A が大事なんですよ!

 「校長先生、頭白くなりましたなぁ。」テーブルの真正面にいらっしゃる方が声をかけてくださいました。1年めには、「高校生活が人生で一番楽しかった」とお声がけいただき、昨年は、感謝の念を込めて恩師をお招きして数多くのクラス会を開いたお話をしてくださいました。体調管理をしっかりしてこの同窓会でみんなと会える時間はかけがえのないものだとお話ししてくださいました。

 11月8日(土)創立130周年記念久敬会総会が行われました。東京久敬会とオンライン上で結び総勢300名近い人が参加されました。20代から90代の方までが集う130周年をお祝いする華やかさに満ち溢れた4時間となりました。

 久敬会会長、副会長、東京久敬会会長、事務局長のみなさまがお言葉を届けられ、総会は進み、厳かな空気の中で、記念講演を迎えました。

「技術者から経営者への道~私の半世紀の歩み」の演題で、パナソニックホールディングス株式会社特別顧問でいらっしゃる高27回の津賀一宏様からお話をいただきました。
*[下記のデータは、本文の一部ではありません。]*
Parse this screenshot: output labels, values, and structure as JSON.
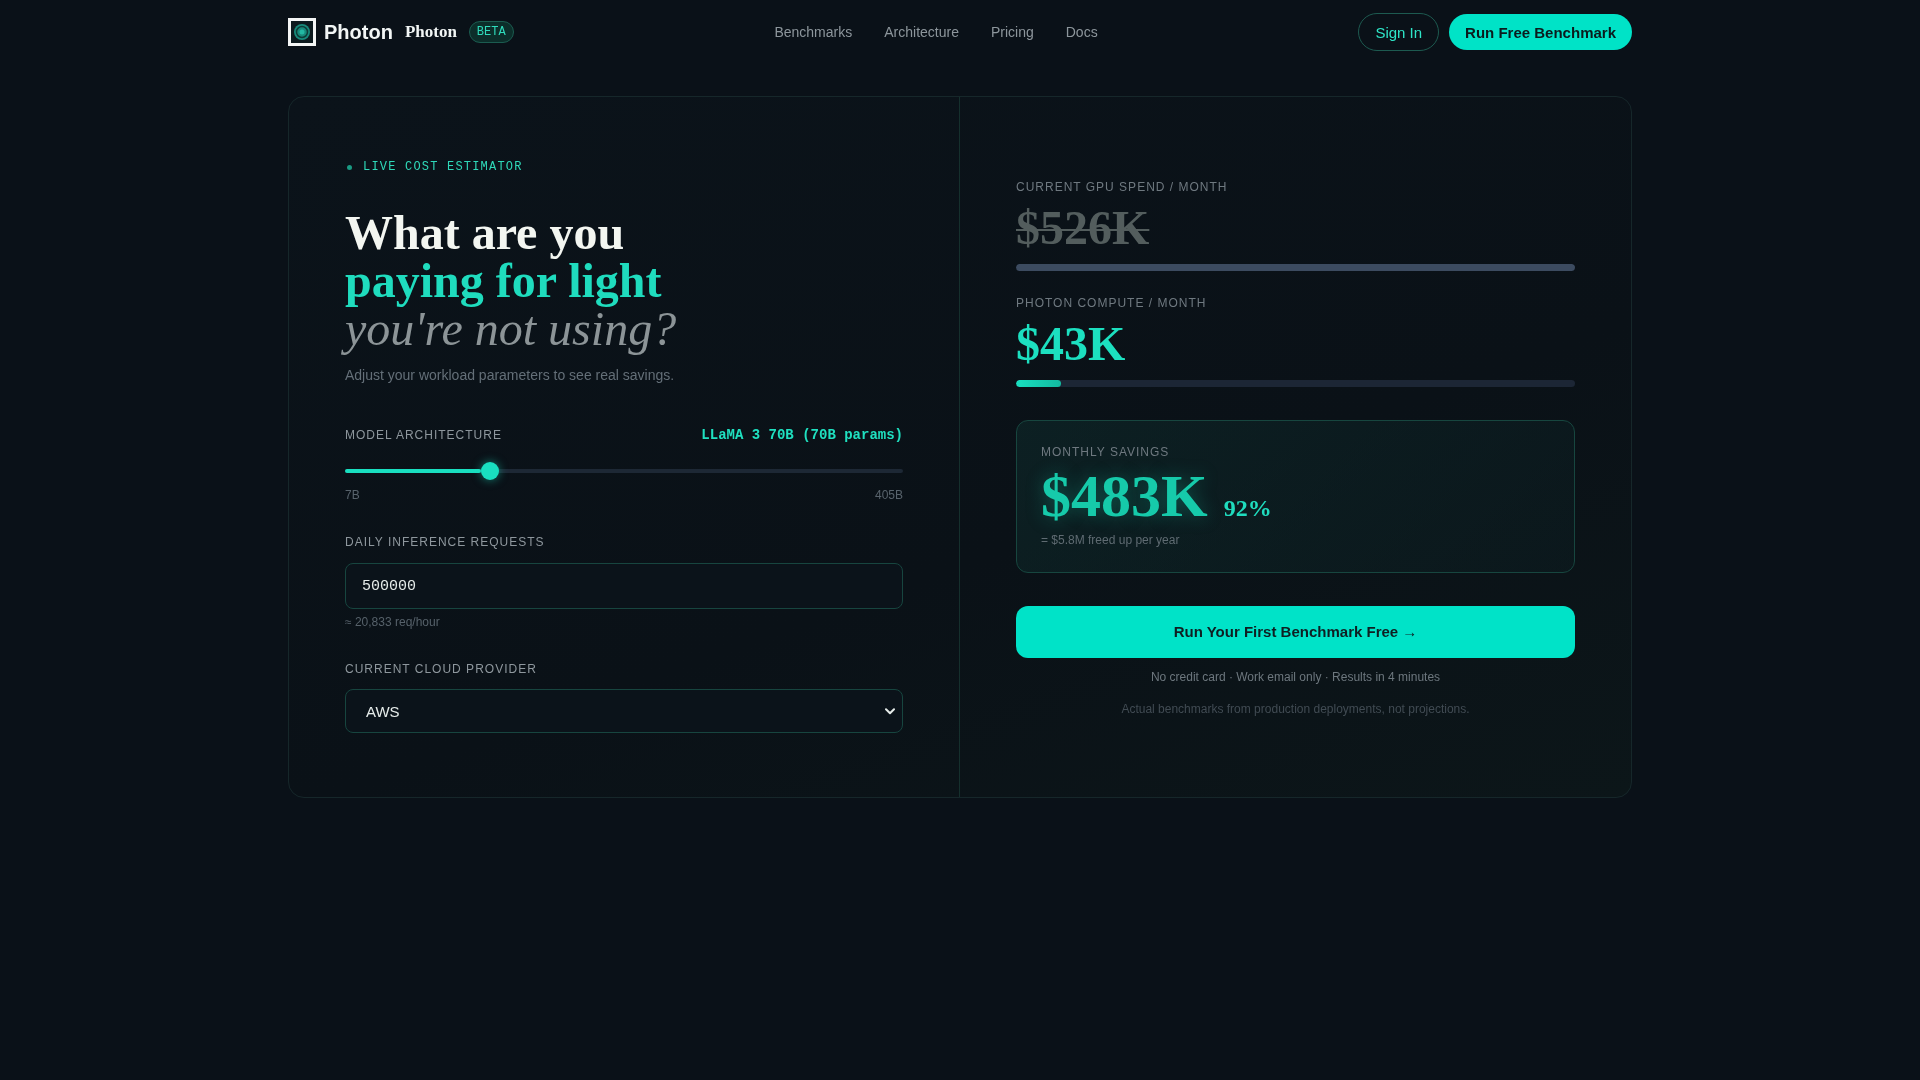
{
  "header": {
    "brand": {
      "wordmark": "Photon",
      "name": "Photon",
      "badge": "BETA"
    },
    "nav": [
      "Benchmarks",
      "Architecture",
      "Pricing",
      "Docs"
    ],
    "actions": [
      {
        "label": "Sign In",
        "kind": "outline"
      },
      {
        "label": "Run Free Benchmark",
        "kind": "primary"
      }
    ]
  },
  "estimator": {
    "eyebrow": "LIVE COST ESTIMATOR",
    "headline": [
      {
        "text": "What are you",
        "kind": "plain"
      },
      {
        "text": "paying for light",
        "kind": "accent"
      },
      {
        "text": "you're not using?",
        "kind": "muted"
      }
    ],
    "subtitle": "Adjust your workload parameters to see real savings.",
    "controls": [
      {
        "kind": "slider",
        "label": "MODEL ARCHITECTURE",
        "value": "LLaMA 3 70B (70B params)",
        "level": 0.26,
        "min_label": "7B",
        "max_label": "405B"
      },
      {
        "kind": "input",
        "label": "DAILY INFERENCE REQUESTS",
        "value": "500000",
        "hint": "≈ 20,833 req/hour"
      },
      {
        "kind": "select",
        "label": "CURRENT CLOUD PROVIDER",
        "value": "AWS"
      }
    ]
  },
  "results": {
    "costs": [
      {
        "kind": "current",
        "label": "CURRENT GPU SPEND / MONTH",
        "amount": "$526K",
        "struck": true,
        "level": 1
      },
      {
        "kind": "photon",
        "label": "PHOTON COMPUTE / MONTH",
        "amount": "$43K",
        "struck": false,
        "level": 0.08
      }
    ],
    "savings": {
      "label": "MONTHLY SAVINGS",
      "amount": "$483K",
      "percent": "92%",
      "note": "= $5.8M freed up per year"
    },
    "cta": "Run Your First Benchmark Free →",
    "note": "No credit card · Work email only · Results in 4 minutes",
    "disclaimer": "Actual benchmarks from production deployments, not projections."
  }
}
ご講演の中で20代から50代までの時間軸に沿い、技術者として取り組まれたところから社長として向き合ってこられた様々なことについて示唆に富むお言葉を届けてくださいました。

 消費者として販売される家電やオーディオ製品として見、聞きしていたものが、津賀様ご自身のかかわりの中で開発、改善されながら届けられていたこと、新聞をはじめとする報道により得ていた会社の状況を、まさにその渦中、中心で向き合い、取り組まれていたお話を伺いました。想像をするだけでも各所、各場面で断ずること、診断、判断、決断の難しさが容易でないことが推し量れます。大きな決断、外科手術というお言葉を用いられながら「従業員、お客様にとって何が一番幸せなのか、何で役立っていくのか」を問うこと。自らの意志力の大切さをお伝えくださいました。年代を越えて、「成長はいつもキーワード」、「暮らしを、世界をアップデート」、「A better life, A better world」 多種多様な言葉を携え、その奥底にある人の幸せ、一人ひとりの幸せ、それが多くの人、世界中の人に共有されるべく届け続けようとされるお話の連続に体中に電気が走るような思いがしました。
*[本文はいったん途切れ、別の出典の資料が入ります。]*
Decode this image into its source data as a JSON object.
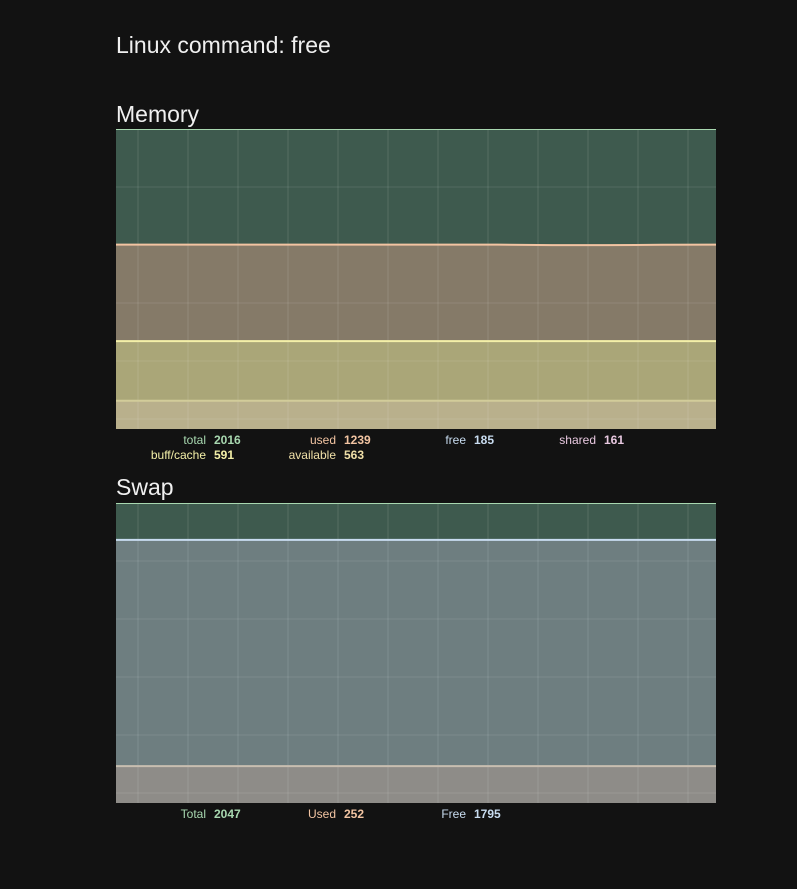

 変化を恐れず、感情、直観をモデル化し、新しい発見ができる。素直な心に英知を集めて、未知なる未来へ挑戦する。

 現在、在校する茨高生に、直接、届けたくなるメッセージの数々でした。私の筆力ではとても表現しきれません。ほんの数パーセントでも読んでいただく方に共有していただけたら、新しい一日が始められる大きなエネルギー源になることは間違いないと思います。正しいことは一つじゃない、それを探し求めることが大切だと直接、語りかけていただいたことに大きな勇気をいただきました。津賀様、貴重なご講演ありがとうございました。
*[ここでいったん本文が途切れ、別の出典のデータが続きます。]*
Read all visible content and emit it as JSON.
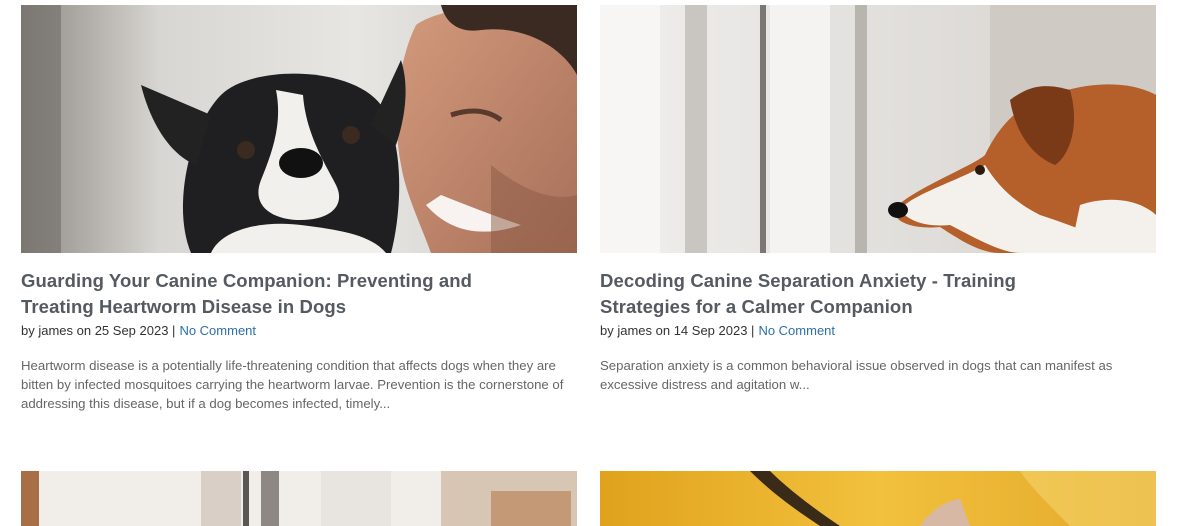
{
  "posts": [
    {
      "title_line1": "Guarding Your Canine Companion: Preventing and",
      "title_line2": "Treating Heartworm Disease in Dogs",
      "author_prefix": "by james on 25 Sep 2023 |",
      "comment_link": "No Comment",
      "excerpt": "Heartworm disease is a potentially life-threatening condition that affects dogs when they are bitten by infected mosquitoes carrying the heartworm larvae. Prevention is the cornerstone of addressing this disease, but if a dog becomes infected, timely..."
    },
    {
      "title_line1": "Decoding Canine Separation Anxiety - Training",
      "title_line2": "Strategies for a Calmer Companion",
      "author_prefix": "by james on 14 Sep 2023 |",
      "comment_link": "No Comment",
      "excerpt": "Separation anxiety is a common behavioral issue observed in dogs that can manifest as excessive distress and agitation w..."
    }
  ],
  "colors": {
    "title": "#555a60",
    "link": "#2d6fa8",
    "excerpt": "#666666"
  }
}
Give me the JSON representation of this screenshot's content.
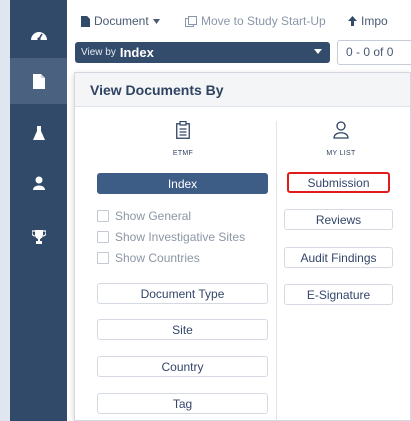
{
  "toolbar": {
    "document_menu": "Document",
    "move_label": "Move to Study Start-Up",
    "import_label": "Impo",
    "view_by_prefix": "View by",
    "view_by_value": "Index",
    "count_text": "0 - 0 of 0"
  },
  "rail": {
    "items": [
      {
        "icon": "dashboard-icon"
      },
      {
        "icon": "document-icon",
        "active": true
      },
      {
        "icon": "flask-icon"
      },
      {
        "icon": "user-icon"
      },
      {
        "icon": "trophy-icon"
      }
    ]
  },
  "panel": {
    "title": "View Documents By",
    "etmf": {
      "caption": "ETMF",
      "index_label": "Index",
      "checkboxes": [
        "Show General",
        "Show Investigative Sites",
        "Show Countries"
      ],
      "buttons": [
        "Document Type",
        "Site",
        "Country",
        "Tag"
      ]
    },
    "my_list": {
      "caption": "MY LIST",
      "buttons": [
        "Submission",
        "Reviews",
        "Audit Findings",
        "E-Signature"
      ]
    }
  },
  "colors": {
    "rail": "#324a6a",
    "primary": "#3d5c86",
    "highlight": "#e01b1b"
  }
}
 130周年記念式典(10月18日実施)でのシンポジウム内の「50年の時を経ても変わらないこと」が確認できたこと、在校生が「おもしろい」「疑う」をキーワードに日本哺乳類学会で発表することが叶ったこと、予測を越える出題のおかげで、コミュニケーション能力を大いに発揮できた科学の甲子園で表彰される栄誉に輝いた話などをご挨拶の時にお伝えしました。多くの同窓生のみなさま、諸先輩の方々がご在校当時と変わらず、茨高生が生き生きと高校生活を送っている様子を幸せだと感じるということをお伝えくださいました。本ブログ冒頭での、お心遣いいただいた言葉がすべてを伝えてくださっていますが、茨木高校は多くの同窓生の暖かいお心、包むような佇まいに支えられ、歩を進めておりますこと最後に添えさせてください。

頭は真っ白、でも、心には燃える炭火。炎にはならないけれど、ふんわり赤い。